I know, I know.. the vinyls sound so much better than ANY of the cds released to date.
Hey, even Macca agrees with my stance (re. stereo vs mono).. here's a recent interview with him, talking mainly about the Rock Band Beatles game but they ask him what he thinks about the remastered series -
http://www.gameinformer.com/News/Story/200908/N09.0818.1727.50056.htm?Page=2PM: It's nearer to the actual sound in the room when we made the record. It actually sounds like John is there singing, and I can see the mic, and I can relive the experience. So can fans, is the main thing. When people say, “It was originally made in mono, you should have kept it like that,” I say, “well go buy the mono, it's still available, you can buy it if that's what you want.”
It's got me very excited. Paul is saying in the interview that he actually feels like he is at the session when he hears these new remasters, and that when it was remastered for cd first time 'round, the main objective was to 'get rid of the hiss' but the technology also stripped away much of the character of the recordings.

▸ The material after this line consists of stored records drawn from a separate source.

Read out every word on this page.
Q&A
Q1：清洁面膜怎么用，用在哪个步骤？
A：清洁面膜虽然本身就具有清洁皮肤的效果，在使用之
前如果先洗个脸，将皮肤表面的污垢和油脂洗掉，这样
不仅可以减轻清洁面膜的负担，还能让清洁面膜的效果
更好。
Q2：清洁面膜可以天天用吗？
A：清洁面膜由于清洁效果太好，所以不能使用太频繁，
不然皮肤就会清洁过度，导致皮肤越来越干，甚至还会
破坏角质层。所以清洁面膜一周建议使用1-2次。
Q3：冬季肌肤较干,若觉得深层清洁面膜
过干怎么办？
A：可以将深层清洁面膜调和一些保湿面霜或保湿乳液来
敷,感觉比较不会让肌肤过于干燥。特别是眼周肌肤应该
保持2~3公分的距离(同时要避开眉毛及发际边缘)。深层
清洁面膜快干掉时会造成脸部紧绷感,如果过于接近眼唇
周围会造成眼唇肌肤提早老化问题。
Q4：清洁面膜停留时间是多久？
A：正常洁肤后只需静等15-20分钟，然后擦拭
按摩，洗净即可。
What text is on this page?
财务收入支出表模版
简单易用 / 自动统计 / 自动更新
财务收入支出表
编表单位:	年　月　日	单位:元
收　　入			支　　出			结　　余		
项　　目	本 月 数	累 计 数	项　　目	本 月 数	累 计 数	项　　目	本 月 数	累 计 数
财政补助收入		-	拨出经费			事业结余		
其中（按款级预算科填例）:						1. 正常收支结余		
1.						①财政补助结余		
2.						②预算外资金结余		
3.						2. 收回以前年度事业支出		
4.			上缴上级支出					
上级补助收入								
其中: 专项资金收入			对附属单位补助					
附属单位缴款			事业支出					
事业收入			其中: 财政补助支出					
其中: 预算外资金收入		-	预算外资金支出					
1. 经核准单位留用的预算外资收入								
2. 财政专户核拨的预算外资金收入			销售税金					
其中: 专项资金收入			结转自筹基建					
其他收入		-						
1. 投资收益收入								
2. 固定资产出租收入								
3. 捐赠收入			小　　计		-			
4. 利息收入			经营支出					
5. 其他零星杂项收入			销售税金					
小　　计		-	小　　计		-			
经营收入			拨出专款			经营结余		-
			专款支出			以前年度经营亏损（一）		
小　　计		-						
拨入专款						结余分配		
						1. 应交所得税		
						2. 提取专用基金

And I read the Uncut review on the internet where they talk about the 'loudness' and it seems that the recordings sound fine - not too loud - they actually did a brilliant job. -
http://www.uncut.co.uk/news/the_beatles/news/13552The key word is clarity. Not loudness. Clarity. The voices and instruments are crystal clear, pure, human, natural (except, of course, when filtered through psychedelic effects) and stripped of several decades’ worth of detritus and dust. It’s as if we’ve been visiting an art gallery to gaze in wonder at a masterpiece all these years, and then suddenly an attendant comes along with a sponge and wipes the painting from top to bottom. The techniques of mastering have been controversial in recent years, with accusations (and proof, indeed) that music is being ‘brickwalled’: compressed to headache-inducing levels in order to give albums an ersatz loudness. Had these CDs come out in 1999 or 2000, as many of us were hollering for them to do, it’s likely they would now need remastering again.
It’s a weird thing to say, but Apple’s frustrating procrastination has turned out to be a lifesaver for these albums. Remastered by a small team of Abbey Road engineers over a four-year period, the CDs have not been brickwalled or over-compressed (unlike the 2000 compilation 1, which sounds unpleasantly ‘glassy’ in comparison), and nor do they even sound particularly loud (unless you turn them up). The two that have been restored to the point of miraculousness and beyond, The White Album and Abbey Road, are the ones I’d recommend first to people on limited budgets. Abbey Road’s Long Medley is simply a breathtaking musical tapestry. When it has to rock, it rocks. When it needs to be subtle (there is much more to the transition between “You Never Give Your Money” and “Sun King” than we previously thought), it has a warm, heavenly glow.
Of course, one could argue that any old rubbish would sound impressive on Abbey Road’s state-of-the-art, quintessentially expensive speakers. Perhaps we should all calm down a bit, chum. Will your so-called ‘clarity’ be detectable on a normal, high-street CD player, or on an iPod? It should, and it will. It’s not a question of surreptitious noise removal, or peak elimination, or making Magical Mystery Tour sound like Metallica (thank God). Think of it more as a spring-clean for the music and the mind. Changes in texture, atmosphere, the relationship of The Beatles’ voices to the microphone: all of these are evident and undeniable. As a result, almost every album comes as a shock. They haven’t had plastic surgery. They’ve taken their masks off, and we didn’t even know they were wearing one.
This is what we've been waiting for! Simply cannot wait!